Our research is focused on the molecular and genetic causes of abnormal kidney development, as well as the novel causes and treatments of adult renal diseases such as polycystic kidney disease and acute renal injury. The same molecular signals and cellular morphogenesis patterns that we study in the kidney can also give us novel insights into development of other tissues, as well as teach us how these processes can be disrupted in a large variety of diseases.
Cysts and tubules are primary building blocks of the kidney, and defects in cystogenesis or tubulogenesis during kidney development can result in a spectrum of pediatric and adult renal diseases. Relevant to our research, during kidney development, disruption in the formation of de novo epithelial cysts from pools of mesenchymal stem cells lead to various forms of congenital abnormalities such as kidney hypoplasia, dysplasia, or agenesis. On the other hand, following nephrogenesis, when the inhibitory signals that halt excessive cyst formation are disturbed, forms of renal disease such as polycystic kidney disease (PKD) can occur. Autosomal dominant PKD (ADPKD), which affects approximately 500,000 Americans and currently has no approved treatment, is the most common potentially lethal genetic disease. Every variation of human PKD has been attributed to mutations in genes important to the assembly or function of the primary cilium, a thin rod-like organelle on renal tubular epithelial cells which projects into the tubular lumen (See Figure 1).
Primary cilia have been found on the surface of most growth-arrested or differentiated mammalians cells, including a large variety of epithelial cells, endothelial cells, connective-tissue and muscle cells, as well as neurons and even embryonic stem cells.
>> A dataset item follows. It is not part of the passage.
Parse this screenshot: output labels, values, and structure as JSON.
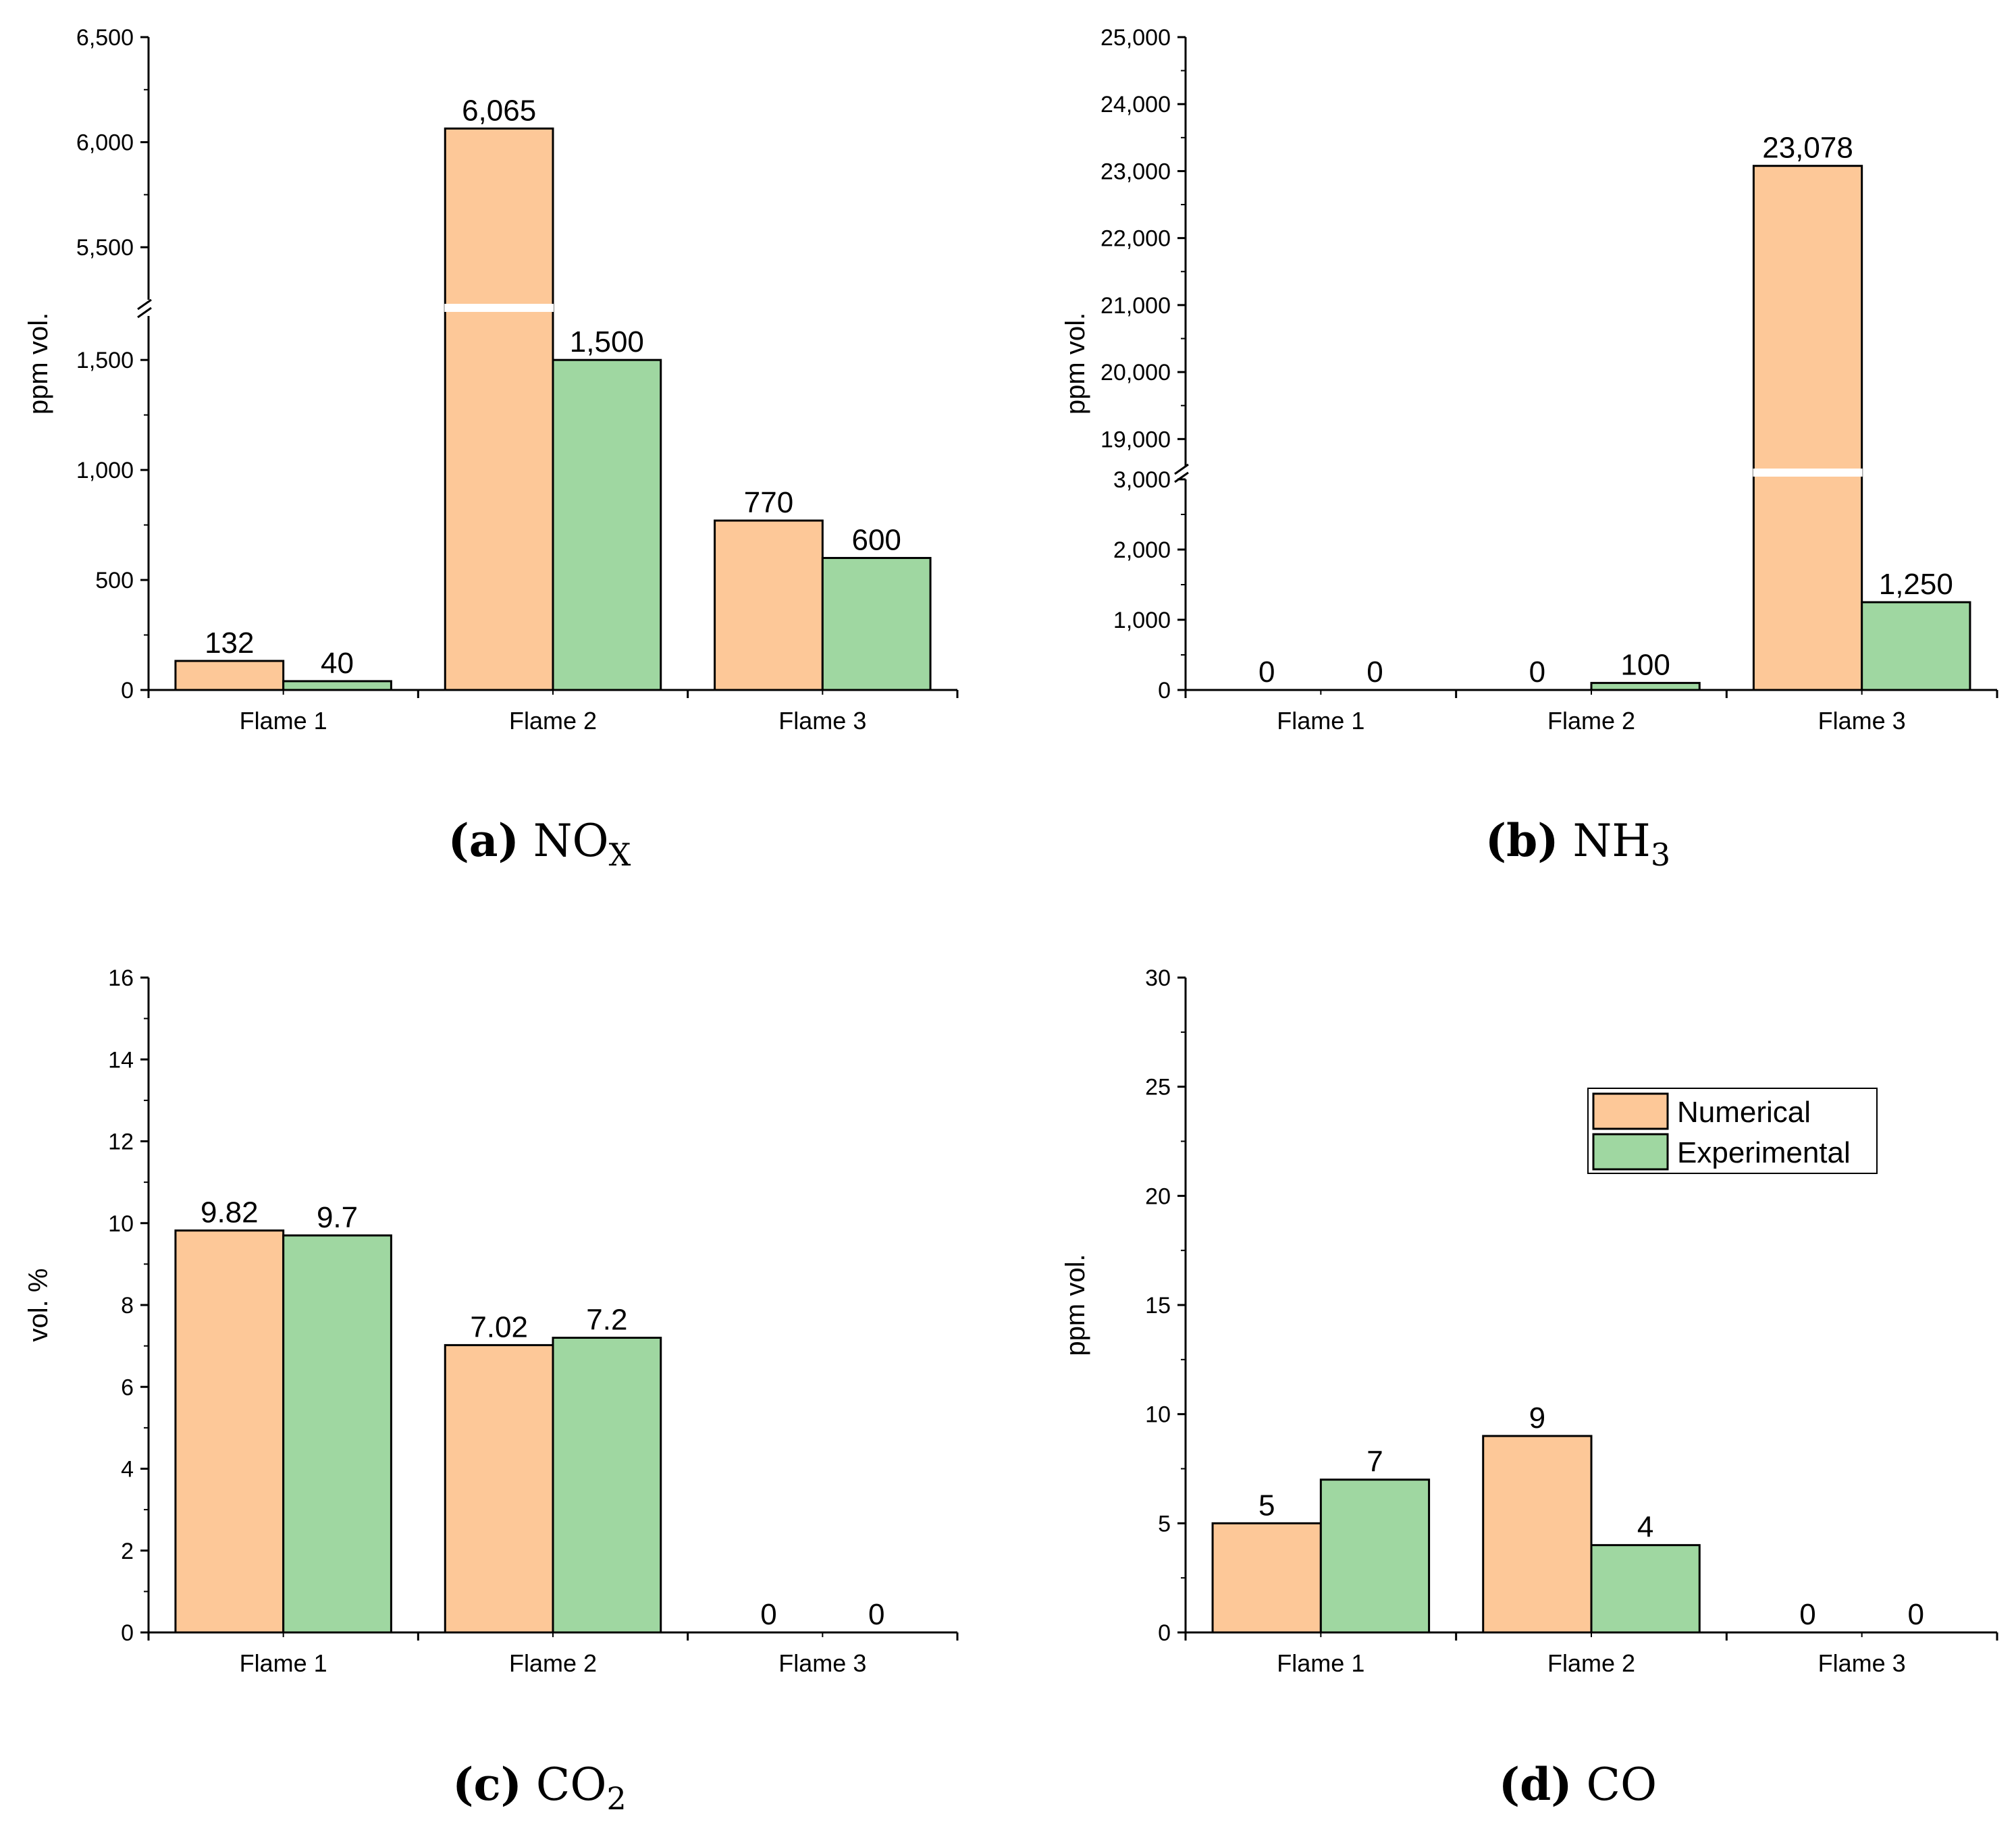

Although the presence of primary cilia has been noted for over a hundred years, its biological function was a mystery. Due to an exploding volume of research in just the last decade, it is now believed the primary cilium acts as a “sensory antenna” to relay signals to the cell based on the extracellular environment. These can include sensory clues such as mechanical stimulation (bending or rotation), chemosensation (detection of growth factors, morphogens, etc.), osmolarity, light, temperature, and even gravitational pull. It is thought that primary cilia along the renal tubules are responsible for detecting fluid composition and flow dynamics, and when defective, the cells misinterpret this as a signal to dedifferentiate and proliferate, resulting in the formation of large pathogenic renal cysts. However, defects in primary cilia can affect other tissues as well, and have resulted in a new classification of human disorders termed “ciliopathies”.
Currently, we have research projects focused both on the molecular mechanisms of de novo cyst formation, and on primary cilia assembly and signaling. We have found both of these cellular activities depend on the exocyst complex, a highly conserved eight-protein complex (see Figure 2), which is involved in targeted secretory vesicle transport. We are working hard to discover how cells regulate the exocyst subunits in order to direct polarized trafficking to specific locales such as primary cilia and the lumens of growing epithelial cysts. These discoveries may lay the groundwork for novel therapies for adult and pediatric renal diseases, and expand our knowledge of some of the basic cellular and molecular mechanisms by which the human body controls its development.